[Mesa-dev] [PATCH v2 00/15] i965: Rework uniform handling in the back-end

Fri Apr 8 15:10:08 UTC 2016

On Apr 7, 2016 11:08 PM, "Jason Ekstrand" <jason at jlekstrand.net> wrote:
>
>
> On Apr 7, 2016 10:01 PM, "Matt Turner" <mattst88 at gmail.com> wrote:
> >
> > On Tue, Mar 22, 2016 at 3:33 PM, Jason Ekstrand <jason at jlekstrand.net>
wrote:
> > > This is mostly a re-send of a patch series I've had floating around
in one
> > > form or a while for quite some time.  It's basically the same except
that
> > > the original version was missing a work-around for Sandy Bridge.  For
a
> > > while, I wasn't really pushing to get it merged because I couldn't
> > > demonstrate any actual performance benifit from pushing arrays.
However,
> > > with the Vulkan API, the concept of push constants is directly
exposed to
> > > the user and we really need to be able to indirect on them.  This
series
> > > makes the FS backend 100% ready for indirect push constants;  vec4
will
> > > take a little more work.
> > >
> > > It's worth noting that we've been carying these patches around in our
> > > Vulkan driver for probably 3 or 4 months now and it's working great.
> > >
> > > For those that prefer to review on a branch:
> > >
> > >
https://cgit.freedesktop.org/~jekstrand/mesa/log/?h=review/i965-uniforms
> > >
> > > I think Kristian has mostly reviewed these patches.  However, he
never sent
> > > any R-Bs to the list.  I'd also like Ken or Matt to look at it from a
> > > design perspective.
> >
> > I don't know what I think. I'm sympathetic to Curro's argument, but in
> > the absence of more data it's hard to judge anything really. I'm not
> > at all sympathetic to
> >
> > """
> > Do I have a proof-of-concept in code, no.  However, I've run through
> > it in my head and I have a pretty good idea what it would look like.

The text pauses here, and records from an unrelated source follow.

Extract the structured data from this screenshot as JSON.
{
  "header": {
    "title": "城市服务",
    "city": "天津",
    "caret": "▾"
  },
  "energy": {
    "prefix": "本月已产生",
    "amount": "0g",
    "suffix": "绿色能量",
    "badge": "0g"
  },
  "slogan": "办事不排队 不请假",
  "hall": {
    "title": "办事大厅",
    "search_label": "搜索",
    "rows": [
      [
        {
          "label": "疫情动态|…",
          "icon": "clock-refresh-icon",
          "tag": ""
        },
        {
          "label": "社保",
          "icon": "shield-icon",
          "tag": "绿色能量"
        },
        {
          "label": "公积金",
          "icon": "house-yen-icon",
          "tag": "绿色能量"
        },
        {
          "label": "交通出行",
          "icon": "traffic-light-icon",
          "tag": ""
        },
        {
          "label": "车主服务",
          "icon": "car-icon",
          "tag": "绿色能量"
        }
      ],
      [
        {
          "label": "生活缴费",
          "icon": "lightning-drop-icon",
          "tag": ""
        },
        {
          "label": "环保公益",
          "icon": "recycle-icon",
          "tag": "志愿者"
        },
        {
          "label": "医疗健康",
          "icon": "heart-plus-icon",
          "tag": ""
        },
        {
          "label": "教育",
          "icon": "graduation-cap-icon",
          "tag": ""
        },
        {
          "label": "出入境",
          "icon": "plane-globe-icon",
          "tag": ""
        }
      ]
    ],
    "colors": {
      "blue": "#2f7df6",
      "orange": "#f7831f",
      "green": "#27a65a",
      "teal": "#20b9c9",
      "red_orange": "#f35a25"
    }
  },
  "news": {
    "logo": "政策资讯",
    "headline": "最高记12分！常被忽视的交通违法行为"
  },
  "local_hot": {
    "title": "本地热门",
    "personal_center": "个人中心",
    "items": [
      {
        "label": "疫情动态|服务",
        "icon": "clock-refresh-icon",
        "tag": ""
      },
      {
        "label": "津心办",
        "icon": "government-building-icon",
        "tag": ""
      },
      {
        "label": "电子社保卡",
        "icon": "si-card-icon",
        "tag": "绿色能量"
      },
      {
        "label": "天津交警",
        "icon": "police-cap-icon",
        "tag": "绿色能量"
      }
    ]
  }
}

> > You are free to go off and do it if you don't believe me, but I don't
> > really want to hold things up while you do.
> > """
> >
> > That's what... An Appeal to Your Brain? :)
>
> Sort-of... It was more a remark of frustration at the (percieved)
implication that I hadn't thought about it or at the very least hadnt given
it a fair shake.  In a bit more detail here are some of my thoughts on
reladdr and an ADDR file in no particular order
>
> a) Not a single FS optimization pass handles it.  Yes, "if you see
reladdr, bail” is a valid (if suboptimal) strategy 90% of the time.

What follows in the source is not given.